Just about everything went wrong for Virginia against Navy in the Military Bowl.
The Cavaliers returned the opening kickoff for a touchdown but did not score a single point afterward in a 49-7 loss. Virginia allowed Navy to wrack up 452 yards of offense (all on the ground), committed three turnovers and turned it over on downs twice.
The second time Virginia turned it over on downs really summed up the entire afternoon.
Down 42-7 late in the third, the Virginia offense went three-and-out and brought out punter Lester Coleman. The snap was low, so Coleman, who had a busy day, dropped to a knee to receive the ball before kicking it away.
You can’t do that.
In college football, as soon as your knee touches the ground while in possession of the ball the play is blown dead, so the play went in the books as a loss of 14 yards and a turnover on downs. Nine plays later, Navy scored again to increase its lead to 49-7.
The only time a player can advance the ball after possessing while on a knee is via a holder on a field goal or extra point. From NCAA rule 4-1-3 (page 158):
Team A is in formation to attempt a field goal. At the snap A22 is in position to execute a right-footed place kick and A33 is in position as the holder. The snap goes to A33 who has a knee on the ground. Just after the snap A22 breaks to his left and toward the neutral zone, and A33, while still on his knee, flips a forward pass to A22 who carries the ball beyond the line to gain before he is tackled. RULING: Legal play, because at the snap A22 was in position to attempt a place kick. First and 10 for Team A.

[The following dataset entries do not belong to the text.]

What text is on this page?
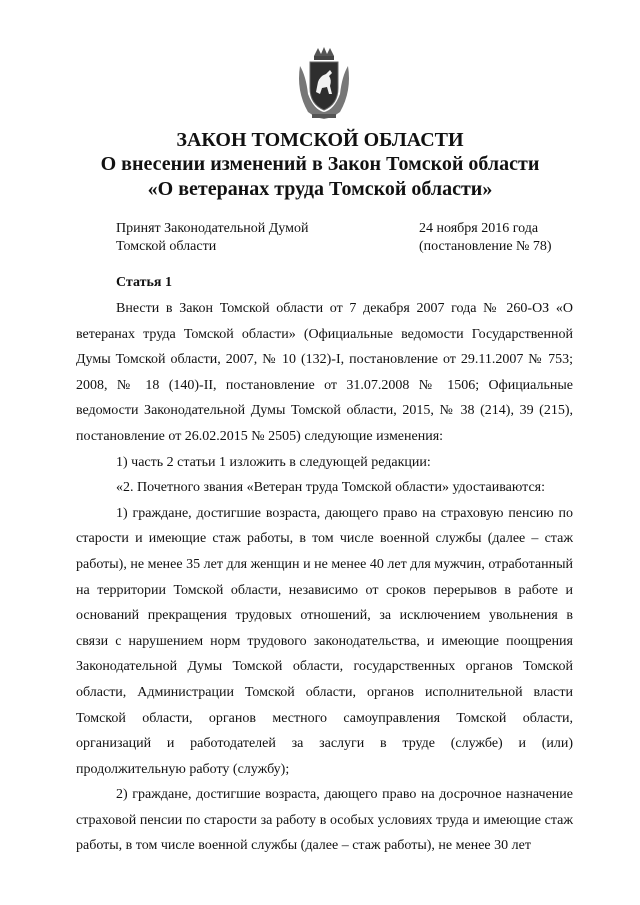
ЗАКОН ТОМСКОЙ ОБЛАСТИ
О внесении изменений в Закон Томской области
«О ветеранах труда Томской области»
Принят Законодательной Думой
Томской области
24 ноября 2016 года
(постановление № 78)
Статья 1

Внести в Закон Томской области от 7 декабря 2007 года № 260-ОЗ «О ветеранах труда Томской области» (Официальные ведомости Государственной Думы Томской области, 2007, № 10 (132)-I, постановление от 29.11.2007 № 753; 2008, № 18 (140)-II, постановление от 31.07.2008 № 1506; Официальные ведомости Законодательной Думы Томской области, 2015, № 38 (214), 39 (215), постановление от 26.02.2015 № 2505) следующие изменения:

1) часть 2 статьи 1 изложить в следующей редакции:

«2. Почетного звания «Ветеран труда Томской области» удостаиваются:

1) граждане, достигшие возраста, дающего право на страховую пенсию по старости и имеющие стаж работы, в том числе военной службы (далее – стаж работы), не менее 35 лет для женщин и не менее 40 лет для мужчин, отработанный на территории Томской области, независимо от сроков перерывов в работе и оснований прекращения трудовых отношений, за исключением увольнения в связи с нарушением норм трудового законодательства, и имеющие поощрения Законодательной Думы Томской области, государственных органов Томской области, Администрации Томской области, органов исполнительной власти Томской области, органов местного самоуправления Томской области, организаций и работодателей за заслуги в труде (службе) и (или) продолжительную работу (службу);

2) граждане, достигшие возраста, дающего право на досрочное назначение страховой пенсии по старости за работу в особых условиях труда и имеющие стаж работы, в том числе военной службы (далее – стаж работы), не менее 30 лет
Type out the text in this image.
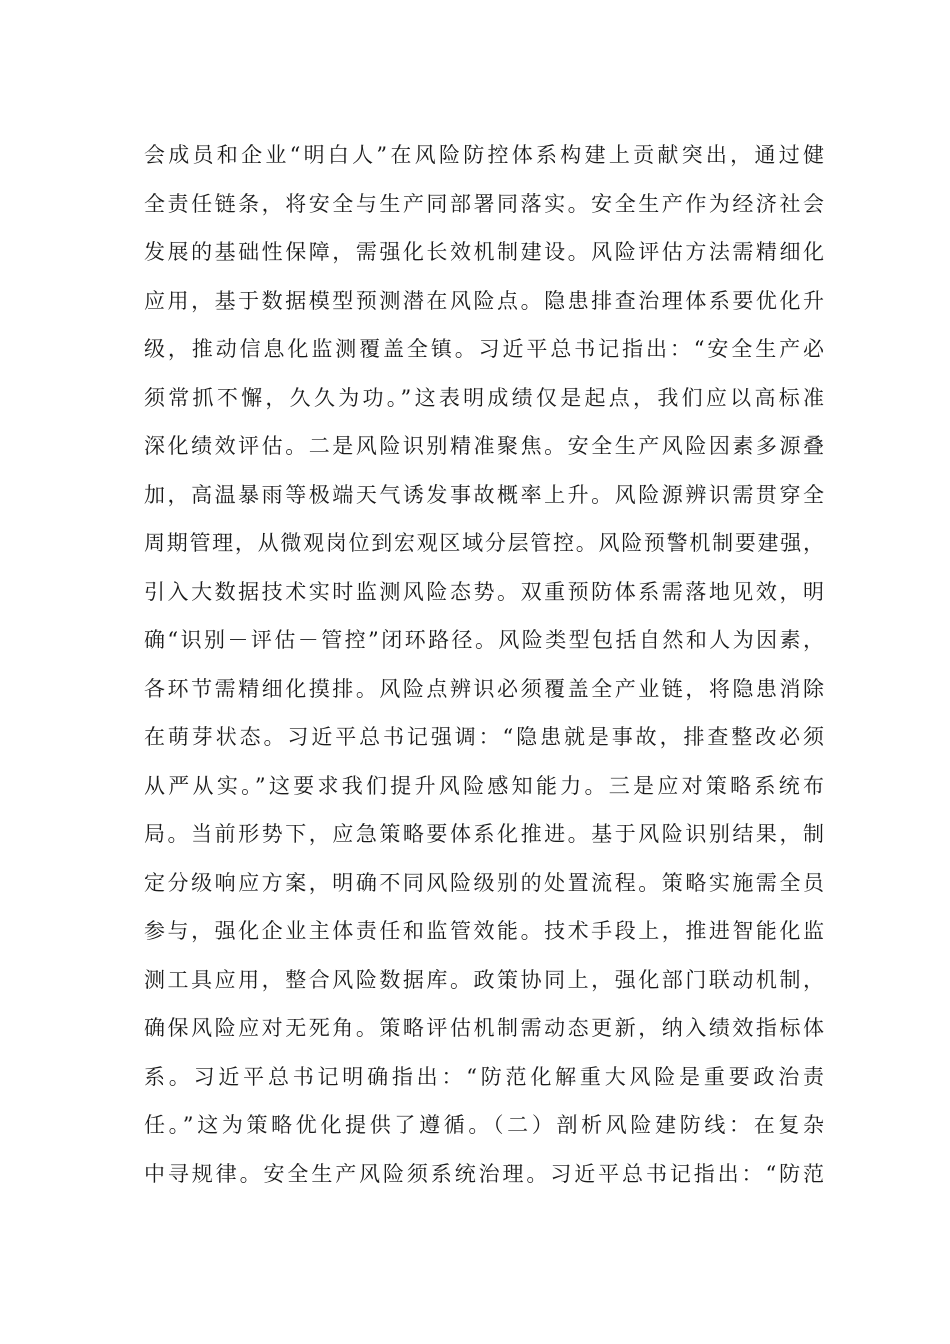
会成员和企业“明白人”在风险防控体系构建上贡献突出，通过健
全责任链条，将安全与生产同部署同落实。安全生产作为经济社会
发展的基础性保障，需强化长效机制建设。风险评估方法需精细化
应用，基于数据模型预测潜在风险点。隐患排查治理体系要优化升
级，推动信息化监测覆盖全镇。习近平总书记指出：“安全生产必
须常抓不懈，久久为功。”这表明成绩仅是起点，我们应以高标准
深化绩效评估。二是风险识别精准聚焦。安全生产风险因素多源叠
加，高温暴雨等极端天气诱发事故概率上升。风险源辨识需贯穿全
周期管理，从微观岗位到宏观区域分层管控。风险预警机制要建强，
引入大数据技术实时监测风险态势。双重预防体系需落地见效，明
确“识别－评估－管控”闭环路径。风险类型包括自然和人为因素，
各环节需精细化摸排。风险点辨识必须覆盖全产业链，将隐患消除
在萌芽状态。习近平总书记强调：“隐患就是事故，排查整改必须
从严从实。”这要求我们提升风险感知能力。三是应对策略系统布
局。当前形势下，应急策略要体系化推进。基于风险识别结果，制
定分级响应方案，明确不同风险级别的处置流程。策略实施需全员
参与，强化企业主体责任和监管效能。技术手段上，推进智能化监
测工具应用，整合风险数据库。政策协同上，强化部门联动机制，
确保风险应对无死角。策略评估机制需动态更新，纳入绩效指标体
系。习近平总书记明确指出：“防范化解重大风险是重要政治责
任。”这为策略优化提供了遵循。（二）剖析风险建防线：在复杂
中寻规律。安全生产风险须系统治理。习近平总书记指出：“防范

That’s how LSU executed this fake field goal against Florida in 2015 (and several other times during the Les Miles era):
In Coleman’s case, the snap was definitely low but he has to know he can’t take a knee in that situation. The game was already out of hand when he did it, but it could have proven costly if Virginia put up a better fight against the Midshipmen.
With the win, Navy finished the season 7-6 to improve its streak of winning seasons to six. Virginia, after starting the season 5-1, finish the year at 6-7, the program’s sixth straight losing season.